Warning: SPOILERS for The Flash #50.
Most major comic book events usually end with the death of a character. The final chapter of Flash War - a recent event taking place in The Flash - broke this trend by unexpectedly bringing a popular speedster back to life. Or, at least, bringing them back into the reality of DC Rebirth.
The events of Flash War focused upon a conflict between the two heroes who call themselves The Flash - Barry Allen and Wally West. The conflict was set into motion by the villain Zoom, who revealed that Wally West's memories had been altered so that he had forgotten the existence of his children. Spurred by the suggestion that they were trapped inside The Speed Force in the same way he had been, Wally ran off to break The Speed Force open. Barry chased after him, prompting a race that had disastrous effects upon the DC Comics multiverse.

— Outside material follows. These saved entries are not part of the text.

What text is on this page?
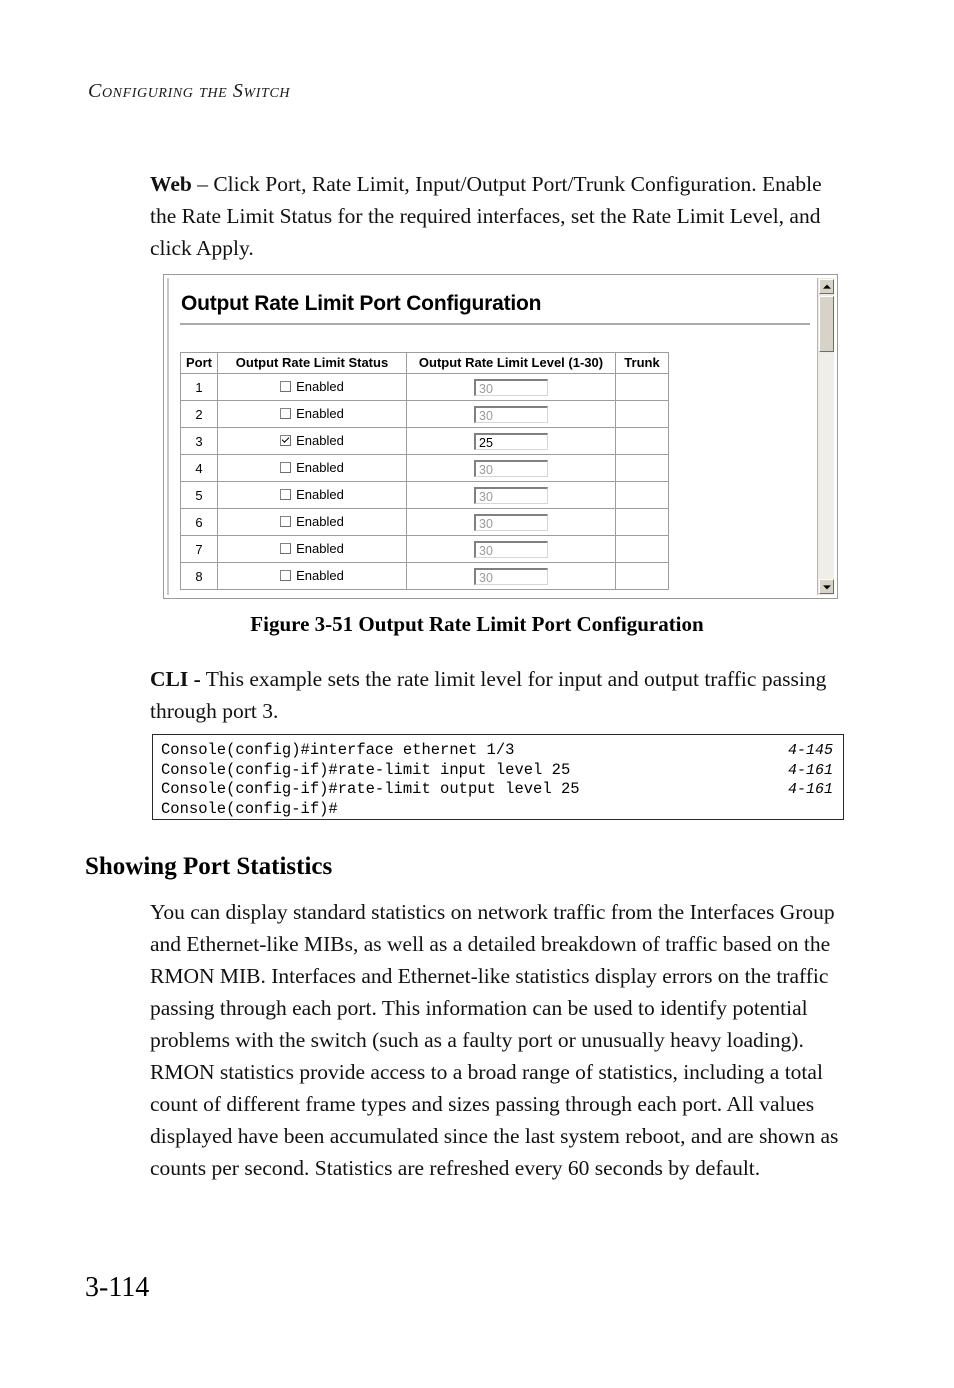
Configuring the Switch
Web – Click Port, Rate Limit, Input/Output Port/Trunk Configuration. Enable the Rate Limit Status for the required interfaces, set the Rate Limit Level, and click Apply.
Output Rate Limit Port Configuration
Port	Output Rate Limit Status	Output Rate Limit Level (1-30)	Trunk
1	Enabled	30	
2	Enabled	30	
3	Enabled	25	
4	Enabled	30	
5	Enabled	30	
6	Enabled	30	
7	Enabled	30	
8	Enabled	30	
Figure 3-51 Output Rate Limit Port Configuration
CLI - This example sets the rate limit level for input and output traffic passing through port 3.
Console(config)#interface ethernet 1/3	4-145
Console(config-if)#rate-limit input level 25	4-161
Console(config-if)#rate-limit output level 25	4-161
Console(config-if)#
Showing Port Statistics
You can display standard statistics on network traffic from the Interfaces Group and Ethernet-like MIBs, as well as a detailed breakdown of traffic based on the RMON MIB. Interfaces and Ethernet-like statistics display errors on the traffic passing through each port. This information can be used to identify potential problems with the switch (such as a faulty port or unusually heavy loading). RMON statistics provide access to a broad range of statistics, including a total count of different frame types and sizes passing through each port. All values displayed have been accumulated since the last system reboot, and are shown as counts per second. Statistics are refreshed every 60 seconds by default.
3-114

This all proved to be part of Hunter Zolomon's plan, which was meant to clear the path to his acquiring more powers than any previous Reverse-Flash beyond even those offered by The Speed Force by tricking Wally into destroying The Force Barrier that kept these powers hidden away. Barry and Wally were able to stop Zoom from going back in time and altering the past, but now the realm of Hypertime - the gateway between potential realities that speedsters previously used to travel in time - is closed off from The Speed Force. This is only the latest in a number of recent events that are changing the nature of DC Comics' cosmology in unexpected ways.
Yet the most unexpected change of all came at the end of The Flash #50, when it was revealed that the destruction of The Force Barrier also freed Bart Allen - a.k.a. the speedster Impulse.
First introduced in The Flash #91 in 1994, young Bart Allen was born into the world of 30th Century Earth and was the grandson of Barry Allen. Bart developed a connection to The Speed Force shortly after his birth, with his accelerated metabolism aging his body (but not his mind) so that he appeared to be 12 when he was truly two years old. Efforts to treat this by sticking him in a virtual reality environment capable of keeping pace with him proved ineffective, prompting him to be sent back to the time when Wally West was The Flash, in the hopes that the shock might restore his aging process to normal. It did, but it also left Wally West with a teen sidekick with a cartoonish view of reality and no sense of self-control.
Perhaps it is no coincidence that Impulse has returned to the pages of The Flash now, with the character poised to be part of the team in the upcoming return of the Young Justice animated series. Or it could be that Bart is merely the first of The Flash Family to break free of whatever force has been trapping them in time and space? Either way, the lives of Barry Allen and Wally West are sure to become even more chaotic with Bart Allen around.
The Flash #50 is now available from DC Comics.